Адвокат остался на ленч, и Уайлд, спешно извинившись перед остальными за то, что говорит по-итальянски, провел большую часть трапезы, беседуя с ним. После ленча законник лихо рванул в своем авто по подъездной аллее. Судя по скорости и эксцентричности траектории машины — несколько навеселе от вина, которым Люциус усердно его потчеван.

— Он же так снесет ворота, — нахмурился Джордж, но адвокат проехал в дюйме от столбика и исчез вдали, разрывая тишину ревом мотора. — Надеюсь, на пути ему никто не попадется.

— Его приближение услышат, — заметил американец.

— О чем вы с ним так энергично беседовали за столом? — спросила Джессика.

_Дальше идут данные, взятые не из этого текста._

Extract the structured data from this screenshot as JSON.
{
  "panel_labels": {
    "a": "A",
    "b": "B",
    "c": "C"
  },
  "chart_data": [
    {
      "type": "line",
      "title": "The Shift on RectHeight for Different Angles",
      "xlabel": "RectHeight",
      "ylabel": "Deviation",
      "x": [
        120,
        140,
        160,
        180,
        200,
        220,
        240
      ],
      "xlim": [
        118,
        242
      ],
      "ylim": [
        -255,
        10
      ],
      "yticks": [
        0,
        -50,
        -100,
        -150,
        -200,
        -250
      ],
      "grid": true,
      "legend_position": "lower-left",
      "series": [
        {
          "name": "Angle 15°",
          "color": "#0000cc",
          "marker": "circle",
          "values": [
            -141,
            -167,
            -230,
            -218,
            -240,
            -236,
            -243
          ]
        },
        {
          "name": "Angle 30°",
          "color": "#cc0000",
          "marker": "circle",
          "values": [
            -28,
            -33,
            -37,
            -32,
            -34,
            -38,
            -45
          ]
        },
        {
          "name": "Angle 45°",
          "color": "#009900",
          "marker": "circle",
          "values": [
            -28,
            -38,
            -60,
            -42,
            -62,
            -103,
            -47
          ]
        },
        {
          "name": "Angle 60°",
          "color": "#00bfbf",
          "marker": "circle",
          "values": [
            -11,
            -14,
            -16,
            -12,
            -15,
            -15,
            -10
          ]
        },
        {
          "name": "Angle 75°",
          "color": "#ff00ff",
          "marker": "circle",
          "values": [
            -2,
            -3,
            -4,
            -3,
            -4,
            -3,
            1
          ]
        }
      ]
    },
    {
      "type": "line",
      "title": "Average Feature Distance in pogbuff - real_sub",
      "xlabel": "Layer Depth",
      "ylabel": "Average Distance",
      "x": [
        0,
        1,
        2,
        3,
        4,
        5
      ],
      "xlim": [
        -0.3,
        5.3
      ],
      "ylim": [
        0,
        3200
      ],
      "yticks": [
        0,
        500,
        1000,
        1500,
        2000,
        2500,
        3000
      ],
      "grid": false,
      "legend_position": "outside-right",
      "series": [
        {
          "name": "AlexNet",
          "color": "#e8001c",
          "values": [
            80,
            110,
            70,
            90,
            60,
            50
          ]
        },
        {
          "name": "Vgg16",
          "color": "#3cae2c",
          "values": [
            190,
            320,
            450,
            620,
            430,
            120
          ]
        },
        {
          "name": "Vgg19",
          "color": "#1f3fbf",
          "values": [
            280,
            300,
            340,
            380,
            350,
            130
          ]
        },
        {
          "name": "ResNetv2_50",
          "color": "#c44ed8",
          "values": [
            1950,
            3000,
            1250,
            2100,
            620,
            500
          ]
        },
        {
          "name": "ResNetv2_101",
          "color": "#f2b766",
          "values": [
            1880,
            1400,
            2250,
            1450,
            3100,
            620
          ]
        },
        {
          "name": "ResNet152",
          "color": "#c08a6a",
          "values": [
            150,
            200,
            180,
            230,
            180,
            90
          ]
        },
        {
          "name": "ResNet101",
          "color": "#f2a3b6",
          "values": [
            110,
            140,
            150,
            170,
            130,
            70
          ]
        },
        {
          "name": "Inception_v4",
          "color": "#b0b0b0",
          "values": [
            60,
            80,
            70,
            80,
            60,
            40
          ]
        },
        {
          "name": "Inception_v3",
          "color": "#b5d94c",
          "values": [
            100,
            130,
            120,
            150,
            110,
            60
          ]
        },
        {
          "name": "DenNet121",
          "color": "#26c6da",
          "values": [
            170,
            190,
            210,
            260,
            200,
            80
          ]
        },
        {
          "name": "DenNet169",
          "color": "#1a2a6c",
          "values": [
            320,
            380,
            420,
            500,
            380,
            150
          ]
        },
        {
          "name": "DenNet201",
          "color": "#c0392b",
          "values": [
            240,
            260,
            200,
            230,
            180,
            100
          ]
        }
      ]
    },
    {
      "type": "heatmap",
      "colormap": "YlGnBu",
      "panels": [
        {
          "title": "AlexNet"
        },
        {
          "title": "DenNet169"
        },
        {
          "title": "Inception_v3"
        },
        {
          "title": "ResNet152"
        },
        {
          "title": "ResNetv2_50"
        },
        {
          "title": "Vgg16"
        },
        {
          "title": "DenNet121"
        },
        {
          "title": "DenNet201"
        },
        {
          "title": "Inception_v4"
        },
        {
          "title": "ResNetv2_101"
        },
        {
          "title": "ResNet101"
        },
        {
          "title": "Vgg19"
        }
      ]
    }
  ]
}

— Я вытягивал из него информацию.

— И как, успешно? — спросила Делия.

— И да и нет. Думаю, он действительно не имеет понятия, почему Беатриче Маласпина поименовала нас в своем завещании и зачем хотела, чтобы мы приехали на «Виллу Данте». Говорит, если мы ее не знали и никак не были с ней связаны, тогда он точно так же теряется в догадках относительно ее мотивов. Кальдерини замолкает, когда речь заходит о самой Беатриче Маласпине. Вообще не желает о ней говорить, хотя сразу видно, что он благоговел перед ней. Поразительная женщина — так о ней отзывается. И важная дама, но непредсказуемая. И еще — опасная, по его словам, что звучит довольно странно применительно к женщине восьмидесяти с лишним лет. Между прочим, — прибавил американец, — некоторые люди склонны называть опасной женщиной мою бабушку.

— Возможно, Беатриче Маласпина была опасной в молодости, — высказала предположение Марджори. — Роковая женщина и все такое.

— Роковая женщина и только? — изумилась Делия. — Послушайте, не знаю, как вас, а меня ее распоряжения по-настоящему беспокоят. Я не люблю методистов и по доброй воле не пожертвую им и пенни. И держу пари, что Марджори никогда и в голову не пришло бы пожертвовать деньги на партию тори.

— Ни при каких обстоятельствах.

— Ловко придумано, — кивнул Уайлд. — Политика кнута и пряника. Я так понимаю, вы, Джордж, отнюдь не фанат исследований в области прогрессивных вооружений?

— Совершенно определенно — нет.

— Остаетесь вы, Люциус, — подвела итог Свифт. — Беатриче явно была убеждена, что банковское дело не близко вашему сердцу.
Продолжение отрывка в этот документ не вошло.